O embaixador brasileiro em Cuba, Tilden Santiago, divulgou na noite desta sexta-feira uma nota na qual nega que tenha defendido a decisão do regime de Fidel Castro de fuzilar dissidentes. De acordo com o texto, distribuído pelo Ministério das Relações Exteriores, Santiago diz:
- Certamente, não procurei justificar as ações do governo cubano, ao descrever para os jornalistas o contexto em que os fatos se deram.
Em conversa no Palácio do Planalto ele argumentou que “o regime cubano tinha o direito de se defender de uma tentativa de desestabilização estimulada pelos Estados Unidos”.
Segundo o embaixador, as informações publicadas reproduziram “uma percepção parcial e, em alguns casos, até mesmo equivocada”. Santiago ressaltou que “a posição do governo brasileiro, com a qual concordo plenamente, permanece inalterada”.

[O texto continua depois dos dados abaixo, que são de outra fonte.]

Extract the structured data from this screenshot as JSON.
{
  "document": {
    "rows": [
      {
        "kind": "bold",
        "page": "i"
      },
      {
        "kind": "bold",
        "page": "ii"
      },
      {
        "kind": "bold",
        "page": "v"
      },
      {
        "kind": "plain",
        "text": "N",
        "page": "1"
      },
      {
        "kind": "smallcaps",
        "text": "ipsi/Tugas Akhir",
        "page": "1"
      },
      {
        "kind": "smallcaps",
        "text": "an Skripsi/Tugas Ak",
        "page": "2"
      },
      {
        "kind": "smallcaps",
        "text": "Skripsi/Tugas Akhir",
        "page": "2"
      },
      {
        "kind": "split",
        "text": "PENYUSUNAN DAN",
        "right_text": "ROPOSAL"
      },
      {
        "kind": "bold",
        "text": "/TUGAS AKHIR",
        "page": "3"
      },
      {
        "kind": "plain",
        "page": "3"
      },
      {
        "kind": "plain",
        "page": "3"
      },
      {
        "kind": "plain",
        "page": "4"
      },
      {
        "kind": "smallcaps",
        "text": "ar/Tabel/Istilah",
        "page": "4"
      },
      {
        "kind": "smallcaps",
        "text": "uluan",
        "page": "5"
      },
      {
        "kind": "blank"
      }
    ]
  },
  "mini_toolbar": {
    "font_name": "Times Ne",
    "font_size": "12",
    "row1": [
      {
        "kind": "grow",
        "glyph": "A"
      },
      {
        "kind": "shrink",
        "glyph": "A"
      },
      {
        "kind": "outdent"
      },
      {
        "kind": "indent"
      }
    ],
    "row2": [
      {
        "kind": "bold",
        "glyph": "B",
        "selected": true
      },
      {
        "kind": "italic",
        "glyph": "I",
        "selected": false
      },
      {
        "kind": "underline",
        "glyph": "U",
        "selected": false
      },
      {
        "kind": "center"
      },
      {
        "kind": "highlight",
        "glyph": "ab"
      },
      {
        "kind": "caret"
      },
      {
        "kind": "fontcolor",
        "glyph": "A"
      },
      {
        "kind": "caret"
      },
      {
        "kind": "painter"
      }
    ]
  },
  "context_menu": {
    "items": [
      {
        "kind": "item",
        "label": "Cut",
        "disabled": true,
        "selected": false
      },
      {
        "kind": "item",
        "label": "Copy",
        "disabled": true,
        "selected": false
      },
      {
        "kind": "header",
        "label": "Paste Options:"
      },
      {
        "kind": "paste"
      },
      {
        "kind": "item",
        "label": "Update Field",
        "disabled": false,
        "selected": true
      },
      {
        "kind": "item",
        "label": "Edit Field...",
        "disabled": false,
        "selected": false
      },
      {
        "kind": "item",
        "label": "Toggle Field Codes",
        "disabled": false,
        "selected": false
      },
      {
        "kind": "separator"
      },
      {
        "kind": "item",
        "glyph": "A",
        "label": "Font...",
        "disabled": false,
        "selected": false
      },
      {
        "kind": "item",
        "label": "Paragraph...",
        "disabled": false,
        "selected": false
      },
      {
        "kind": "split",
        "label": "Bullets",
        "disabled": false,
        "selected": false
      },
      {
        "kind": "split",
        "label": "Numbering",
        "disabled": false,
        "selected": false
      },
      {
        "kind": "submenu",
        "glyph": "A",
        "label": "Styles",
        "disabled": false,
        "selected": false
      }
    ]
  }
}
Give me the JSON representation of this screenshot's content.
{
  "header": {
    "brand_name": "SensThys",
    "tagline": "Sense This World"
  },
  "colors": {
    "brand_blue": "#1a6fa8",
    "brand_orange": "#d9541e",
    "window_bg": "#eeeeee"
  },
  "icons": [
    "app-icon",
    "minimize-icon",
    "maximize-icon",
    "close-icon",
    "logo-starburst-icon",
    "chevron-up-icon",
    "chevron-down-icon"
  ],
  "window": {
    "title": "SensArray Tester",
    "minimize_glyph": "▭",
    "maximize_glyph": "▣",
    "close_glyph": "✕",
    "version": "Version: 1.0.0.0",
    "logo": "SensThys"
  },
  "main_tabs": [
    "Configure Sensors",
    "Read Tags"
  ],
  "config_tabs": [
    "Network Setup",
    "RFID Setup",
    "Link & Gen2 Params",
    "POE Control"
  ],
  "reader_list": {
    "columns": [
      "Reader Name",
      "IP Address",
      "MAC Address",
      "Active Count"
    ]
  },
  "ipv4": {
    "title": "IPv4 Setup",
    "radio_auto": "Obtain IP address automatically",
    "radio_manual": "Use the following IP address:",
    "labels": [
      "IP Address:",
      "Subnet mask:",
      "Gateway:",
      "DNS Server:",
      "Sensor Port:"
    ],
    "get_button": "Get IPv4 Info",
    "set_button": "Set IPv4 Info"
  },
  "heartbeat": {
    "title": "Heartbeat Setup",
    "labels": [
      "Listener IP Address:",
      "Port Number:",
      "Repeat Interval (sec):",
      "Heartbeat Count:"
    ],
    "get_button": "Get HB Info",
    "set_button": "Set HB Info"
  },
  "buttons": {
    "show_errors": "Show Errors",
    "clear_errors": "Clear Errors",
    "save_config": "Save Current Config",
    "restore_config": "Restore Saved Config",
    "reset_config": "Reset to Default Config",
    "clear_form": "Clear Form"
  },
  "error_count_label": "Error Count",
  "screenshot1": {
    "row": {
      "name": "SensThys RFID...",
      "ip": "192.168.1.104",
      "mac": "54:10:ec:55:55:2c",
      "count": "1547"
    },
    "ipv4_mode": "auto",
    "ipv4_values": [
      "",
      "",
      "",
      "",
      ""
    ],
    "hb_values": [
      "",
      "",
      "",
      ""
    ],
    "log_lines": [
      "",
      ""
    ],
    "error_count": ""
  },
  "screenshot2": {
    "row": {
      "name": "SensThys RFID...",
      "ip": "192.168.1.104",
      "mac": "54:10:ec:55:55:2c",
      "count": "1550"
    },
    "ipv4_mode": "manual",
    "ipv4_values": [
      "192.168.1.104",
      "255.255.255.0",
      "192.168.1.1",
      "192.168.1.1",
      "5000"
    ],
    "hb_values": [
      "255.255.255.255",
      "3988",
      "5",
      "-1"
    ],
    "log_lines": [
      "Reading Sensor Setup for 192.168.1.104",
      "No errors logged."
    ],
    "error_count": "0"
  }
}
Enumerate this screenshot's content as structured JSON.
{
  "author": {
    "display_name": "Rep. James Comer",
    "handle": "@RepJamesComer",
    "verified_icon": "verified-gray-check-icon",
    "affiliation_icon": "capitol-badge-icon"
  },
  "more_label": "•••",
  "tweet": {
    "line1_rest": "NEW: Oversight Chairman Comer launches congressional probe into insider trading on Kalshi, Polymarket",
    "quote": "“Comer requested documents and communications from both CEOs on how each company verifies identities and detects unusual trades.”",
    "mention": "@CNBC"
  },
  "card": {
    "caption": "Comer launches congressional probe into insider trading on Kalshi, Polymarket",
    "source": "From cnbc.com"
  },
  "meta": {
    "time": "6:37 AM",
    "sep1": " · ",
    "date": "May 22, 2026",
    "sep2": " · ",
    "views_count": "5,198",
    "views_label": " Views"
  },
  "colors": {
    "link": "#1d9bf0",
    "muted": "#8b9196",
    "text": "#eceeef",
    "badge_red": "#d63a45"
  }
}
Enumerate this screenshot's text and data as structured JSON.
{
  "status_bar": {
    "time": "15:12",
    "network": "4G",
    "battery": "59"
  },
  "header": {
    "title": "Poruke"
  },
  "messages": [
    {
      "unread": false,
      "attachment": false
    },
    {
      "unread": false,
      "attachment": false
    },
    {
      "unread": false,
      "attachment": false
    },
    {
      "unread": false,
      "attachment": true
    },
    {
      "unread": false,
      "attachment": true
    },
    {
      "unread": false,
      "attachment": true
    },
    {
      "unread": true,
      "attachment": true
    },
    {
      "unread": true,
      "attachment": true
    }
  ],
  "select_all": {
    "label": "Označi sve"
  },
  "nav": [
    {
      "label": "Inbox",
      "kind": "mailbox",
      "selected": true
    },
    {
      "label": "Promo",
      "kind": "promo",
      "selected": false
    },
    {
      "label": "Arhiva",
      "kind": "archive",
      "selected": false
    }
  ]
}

- O Brasil é contra a pena de morte; condena a sua aplicação com base em ritos sumários; e acha lamentável que alguém seja preso por emitir sua opinião, em qualquer país - afirmou.
Ainda de acordo com o embaixador, a Constituição dispõe que as relações internacionais do Brasil devem ser regidas, entre vários princípios, pela “prevalência dos direitos humanos”.
- Não pode, assim, haver dúvida sobre a importância que atribuímos à defesa, à promoção e à proteção dos direitos humanos, o que inclui a necessidade da estrita observância do direito de defesa ampla, em processos judiciais transparentes. É assim que dialogamos com as autoridades cubanas - disse o embaixador.